2. Includes phantom stock acquired through dividend reinvestment.
Remarks:
Evgeniya Berezkina, Attorney-in-fact for Kyle Malady 02/17/2026
** Signature of Reporting Person Date
Reminder: Report on a separate line for each class of securities beneficially owned directly or indirectly.
* If the form is filed by more than one reporting person, see Instruction 4 (b)(v).
** Intentional misstatements or omissions of facts constitute Federal Criminal Violations See 18 U.S.C. 1001 and 15 U.S.C. 78ff(a).
Note: File three copies of this Form, one of which must be manually signed. If space is insufficient, see Instruction 6 for procedure.
Persons who respond to the collection of information contained in this form are not required to respond unless the form displays a currently valid OMB Number.

FAQ

What insider transaction did Verizon (VZ) report for Kyle Malady?

Verizon reported that executive Kyle Malady acquired 123.227 phantom stock units on 02/12/2026. These are derivative awards under a deferred compensation plan, not open-market share purchases, and increase his indirectly held phantom stock balance to 403,178.163 units.

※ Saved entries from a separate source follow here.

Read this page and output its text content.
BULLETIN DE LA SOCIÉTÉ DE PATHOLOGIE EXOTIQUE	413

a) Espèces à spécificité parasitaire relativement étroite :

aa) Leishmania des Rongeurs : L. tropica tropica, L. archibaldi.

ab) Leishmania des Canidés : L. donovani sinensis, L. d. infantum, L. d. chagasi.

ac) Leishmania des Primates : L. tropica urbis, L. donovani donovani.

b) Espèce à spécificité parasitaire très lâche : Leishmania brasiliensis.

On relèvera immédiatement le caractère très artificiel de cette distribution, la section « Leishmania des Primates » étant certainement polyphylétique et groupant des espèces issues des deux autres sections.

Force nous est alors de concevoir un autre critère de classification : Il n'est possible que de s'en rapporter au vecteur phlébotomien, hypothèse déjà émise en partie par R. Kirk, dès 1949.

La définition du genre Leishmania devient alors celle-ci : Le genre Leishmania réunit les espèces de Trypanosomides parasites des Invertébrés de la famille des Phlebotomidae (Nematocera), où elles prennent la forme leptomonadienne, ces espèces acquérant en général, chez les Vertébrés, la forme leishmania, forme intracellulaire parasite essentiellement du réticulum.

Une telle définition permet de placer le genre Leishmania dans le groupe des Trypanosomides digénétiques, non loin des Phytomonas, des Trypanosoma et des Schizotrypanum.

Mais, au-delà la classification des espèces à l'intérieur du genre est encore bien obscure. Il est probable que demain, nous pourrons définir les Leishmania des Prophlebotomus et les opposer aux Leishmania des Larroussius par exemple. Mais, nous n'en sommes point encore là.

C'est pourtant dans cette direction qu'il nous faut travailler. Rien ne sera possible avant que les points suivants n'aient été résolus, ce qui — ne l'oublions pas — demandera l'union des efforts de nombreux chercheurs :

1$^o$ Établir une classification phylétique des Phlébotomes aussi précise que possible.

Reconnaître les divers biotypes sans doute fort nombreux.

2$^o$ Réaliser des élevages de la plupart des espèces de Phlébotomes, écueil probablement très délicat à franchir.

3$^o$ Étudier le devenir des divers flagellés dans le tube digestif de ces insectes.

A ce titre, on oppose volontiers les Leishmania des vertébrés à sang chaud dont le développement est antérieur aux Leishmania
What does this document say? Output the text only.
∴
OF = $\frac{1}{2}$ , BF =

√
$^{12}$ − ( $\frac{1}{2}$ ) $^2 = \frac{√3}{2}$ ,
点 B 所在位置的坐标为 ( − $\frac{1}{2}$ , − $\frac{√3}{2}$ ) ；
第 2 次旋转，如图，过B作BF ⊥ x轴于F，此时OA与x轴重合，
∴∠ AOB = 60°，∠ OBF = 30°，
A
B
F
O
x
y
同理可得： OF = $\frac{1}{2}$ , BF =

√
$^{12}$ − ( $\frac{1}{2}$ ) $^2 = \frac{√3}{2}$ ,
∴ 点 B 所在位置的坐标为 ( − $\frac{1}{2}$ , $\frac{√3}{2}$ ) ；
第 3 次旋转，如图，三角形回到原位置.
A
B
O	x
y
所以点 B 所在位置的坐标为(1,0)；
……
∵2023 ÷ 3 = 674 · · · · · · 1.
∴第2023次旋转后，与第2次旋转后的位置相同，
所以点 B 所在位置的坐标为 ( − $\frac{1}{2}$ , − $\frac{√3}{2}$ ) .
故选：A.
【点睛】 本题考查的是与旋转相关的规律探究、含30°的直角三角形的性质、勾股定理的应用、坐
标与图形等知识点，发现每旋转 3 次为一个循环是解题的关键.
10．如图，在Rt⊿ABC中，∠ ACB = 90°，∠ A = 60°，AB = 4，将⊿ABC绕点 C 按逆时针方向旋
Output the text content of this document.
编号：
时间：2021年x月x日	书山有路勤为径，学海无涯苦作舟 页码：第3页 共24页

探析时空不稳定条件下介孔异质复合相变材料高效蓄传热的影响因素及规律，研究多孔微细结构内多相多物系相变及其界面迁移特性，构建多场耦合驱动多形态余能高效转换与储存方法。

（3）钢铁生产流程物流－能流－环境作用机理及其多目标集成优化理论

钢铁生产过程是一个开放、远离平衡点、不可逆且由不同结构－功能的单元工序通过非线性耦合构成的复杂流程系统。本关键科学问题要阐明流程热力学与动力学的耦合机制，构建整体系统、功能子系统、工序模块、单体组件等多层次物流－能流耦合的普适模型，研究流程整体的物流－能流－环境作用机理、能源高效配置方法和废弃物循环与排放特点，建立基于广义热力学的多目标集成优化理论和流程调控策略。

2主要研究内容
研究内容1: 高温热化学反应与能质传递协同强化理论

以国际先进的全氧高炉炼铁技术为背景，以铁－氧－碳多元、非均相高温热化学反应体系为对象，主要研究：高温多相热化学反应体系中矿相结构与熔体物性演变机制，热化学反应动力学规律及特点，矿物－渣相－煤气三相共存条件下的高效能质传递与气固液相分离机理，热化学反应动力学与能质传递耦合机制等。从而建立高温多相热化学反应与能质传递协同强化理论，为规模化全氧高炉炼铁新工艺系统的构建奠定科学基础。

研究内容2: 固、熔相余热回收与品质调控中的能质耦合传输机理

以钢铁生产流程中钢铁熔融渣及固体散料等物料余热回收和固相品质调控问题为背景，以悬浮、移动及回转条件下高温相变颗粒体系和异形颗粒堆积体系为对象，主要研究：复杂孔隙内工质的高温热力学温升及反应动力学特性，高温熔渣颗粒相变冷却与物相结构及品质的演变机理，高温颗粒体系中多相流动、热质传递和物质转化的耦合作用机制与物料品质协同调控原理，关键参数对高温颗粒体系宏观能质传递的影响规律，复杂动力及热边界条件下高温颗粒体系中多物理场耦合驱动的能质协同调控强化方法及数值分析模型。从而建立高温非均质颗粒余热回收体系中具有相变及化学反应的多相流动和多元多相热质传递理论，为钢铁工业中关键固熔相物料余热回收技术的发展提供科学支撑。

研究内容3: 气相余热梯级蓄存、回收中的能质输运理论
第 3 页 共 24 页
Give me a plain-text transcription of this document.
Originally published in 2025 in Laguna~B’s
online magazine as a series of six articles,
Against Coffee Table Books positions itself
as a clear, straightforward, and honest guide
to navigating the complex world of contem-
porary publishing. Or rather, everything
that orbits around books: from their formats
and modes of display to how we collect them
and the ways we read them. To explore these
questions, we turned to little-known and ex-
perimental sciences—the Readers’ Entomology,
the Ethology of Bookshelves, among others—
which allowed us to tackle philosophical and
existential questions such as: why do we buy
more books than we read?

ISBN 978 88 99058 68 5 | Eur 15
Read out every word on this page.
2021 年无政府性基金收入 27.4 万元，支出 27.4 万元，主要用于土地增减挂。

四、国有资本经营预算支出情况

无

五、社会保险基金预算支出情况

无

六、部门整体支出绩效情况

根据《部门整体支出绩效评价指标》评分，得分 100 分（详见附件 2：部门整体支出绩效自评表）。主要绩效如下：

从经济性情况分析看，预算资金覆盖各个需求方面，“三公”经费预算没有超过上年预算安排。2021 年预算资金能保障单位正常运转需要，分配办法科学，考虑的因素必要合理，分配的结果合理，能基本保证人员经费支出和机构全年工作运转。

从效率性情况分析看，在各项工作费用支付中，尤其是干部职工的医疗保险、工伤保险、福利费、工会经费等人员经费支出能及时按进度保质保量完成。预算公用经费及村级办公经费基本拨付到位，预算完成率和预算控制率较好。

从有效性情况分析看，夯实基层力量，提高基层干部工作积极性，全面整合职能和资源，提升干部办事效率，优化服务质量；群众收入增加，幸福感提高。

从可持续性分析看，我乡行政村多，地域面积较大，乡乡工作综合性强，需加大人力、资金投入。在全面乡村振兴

What are the key details of Kyle Malady’s phantom stock award at Verizon (VZ)?

On 02/12/2026, Kyle Malady received 123.227 phantom stock (unitized) securities at a reference price of $14.11 per unit. The award is held indirectly through a Deferred Compensation Plan and is classified as a grant, award, or other acquisition.

How many Verizon phantom stock units does Kyle Malady now beneficially own?

After the reported 02/12/2026 transaction, Kyle Malady beneficially owns 403,178.163 phantom stock units indirectly. This total includes the new 123.227-unit award and additional phantom stock accumulated through dividend reinvestment within the deferred compensation framework.

How is Verizon’s phantom stock for Kyle Malady settled and structured?

Each phantom stock unit is economically equivalent to a portion of one Verizon common share and is settled in cash. Payout occurs upon events Malady established under the deferred compensation plan, aligning the award’s value with the company’s share performance without issuing actual stock.

Is Kyle Malady’s Verizon phantom stock held directly or indirectly?

Kyle Malady’s phantom stock units are held indirectly through a Deferred Compensation Plan. The Form 4 identifies the ownership form as indirect, with the nature of ownership explicitly described as “By Deferred Compensation Plan” for these derivative securities.

Does Kyle Malady’s Verizon phantom stock award involve dividend reinvestment?

Yes. The reported phantom stock balance includes units acquired through dividend reinvestment. A footnote specifies that the total 403,178.163 phantom stock units reflect both the recent award and additional units credited when dividends are reinvested under the plan.